In 1875 new regulations in regard to the use of tax-paid stamps, by which a portion of the stamp is cut out at the time of dumping and returned with the gauger's report, was adopted. This method effectually destroys the stamp and prevents its reuse, while, at the same time, a sufficient mount of the engraving is shown upon the slip to determine whether the stamp is genuine. It was believed that this system afforded the government an effective means of protection against fraud in connection with the collection of distilled spirit taxes.

==Decision==
The court observed that while there was an increased utility beyond previous devices, there was no observable change in the character of the stamp, the identifying marks, nor the purpose of destroying the stamp while retaining the evidence of the stamp's purpose and "seems to us not to spring from that intuitive faculty of the mind put forth in the search for new results or new methods, creating what had not before existed, or bringing to light what lay hidden from vision; but, on the other hand, to be the suggestion of that common experience which arose spontaneously, and by a necessity of human reasoning, in the minds of those who had become acquainted with the circumstances with which they had to deal."

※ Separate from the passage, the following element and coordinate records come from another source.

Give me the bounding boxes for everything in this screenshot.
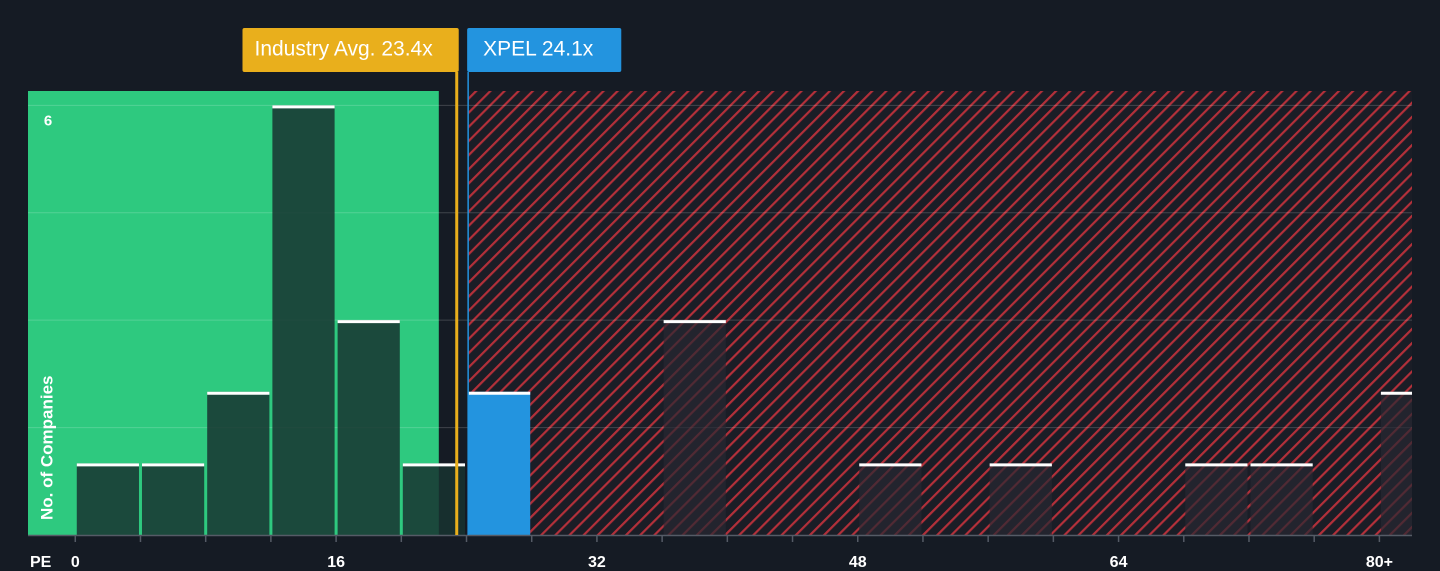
bar bbox=[663, 320, 726, 535]
bar bbox=[207, 391, 270, 535]
bar bbox=[859, 463, 922, 535]
bar bbox=[1380, 391, 1412, 535]
marker-label: Industry Avg. 23.4x bbox=[254, 38, 433, 61]
bar bbox=[468, 391, 531, 535]
bar bbox=[76, 463, 139, 535]
x-tick-label: 0 bbox=[71, 554, 80, 571]
x-tick-label: 80+ bbox=[1366, 554, 1393, 571]
marker-label: XPEL 24.1x bbox=[483, 38, 594, 61]
bar bbox=[272, 105, 335, 536]
bar bbox=[1250, 463, 1313, 535]
bar bbox=[989, 463, 1052, 535]
x-axis-label: PE bbox=[30, 554, 52, 571]
overvalued-zone bbox=[468, 91, 1412, 535]
x-tick-label: 32 bbox=[588, 554, 606, 571]
x-tick-label: 48 bbox=[849, 554, 867, 571]
marker-label-group: XPEL 24.1x bbox=[467, 28, 622, 72]
marker-label-box bbox=[467, 28, 622, 72]
x-tick-label: 16 bbox=[327, 554, 345, 571]
y-axis-label: No. of Companies bbox=[37, 375, 56, 520]
bar bbox=[402, 463, 466, 535]
x-tick-label: 64 bbox=[1110, 554, 1128, 571]
marker-label-group: Industry Avg. 23.4x bbox=[242, 28, 459, 72]
bar bbox=[337, 320, 400, 535]
bar bbox=[1185, 463, 1248, 535]
marker-label-box bbox=[242, 28, 459, 72]
y-tick-label: 6 bbox=[44, 112, 52, 129]
bar bbox=[141, 463, 205, 535]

"Cutting out a portion of the stamp, as a means of defacing and mutilating it so as to prevent a second use, was matter of common knowledge and practice before the date of this patent; and cutting out a particular portion on which the identifying marks had been previously written or printed was simply cutting a stub from the stamp instead of cutting the stamp from the stub, as before."

The court mentioned a flaw in the system whereby frauds were committed by the "removal of tax-paid stamps from packages on which they had been originally placed by the officer to others surreptitiously substituted for them, or by emptying the packages of their original contents and fraudulently refilling them with spirits on which had not been paid, attracted the general attention of the revenue department, the answer to the problem of prevention was found by immediate inference from the existing regulations, in the adoption of the expedient now in question."

"As soon as the mischief became apparent, and the remedy was seriously and systematically studied by those competent to deal with the subject, the present regulation was promptly suggested and adopted; just as a skilled mechanic, witnessing the performance of a machine, inadequate by reason of some defect, to accomplish the object for which it had been designed, by the application of his common knowledge and experience perceives the reason of the failure and supplies what is obviously wanting. It is but the display of the expected skill of the calling, and involves only the exercise of the ordinary faculties of reasoning upon the materials supplied by a special knowledge, and the facility of manipulation which results from its habitual and intelligent practice; and is in no sense the creative work of that inventive faculty which it is the purpose of the constitution and the patent laws to encourage and reward. On this ground the decree of the circuit court is reversed, and the cause remanded, with directions to enter a decree dismissing the bill; and it is so ordered."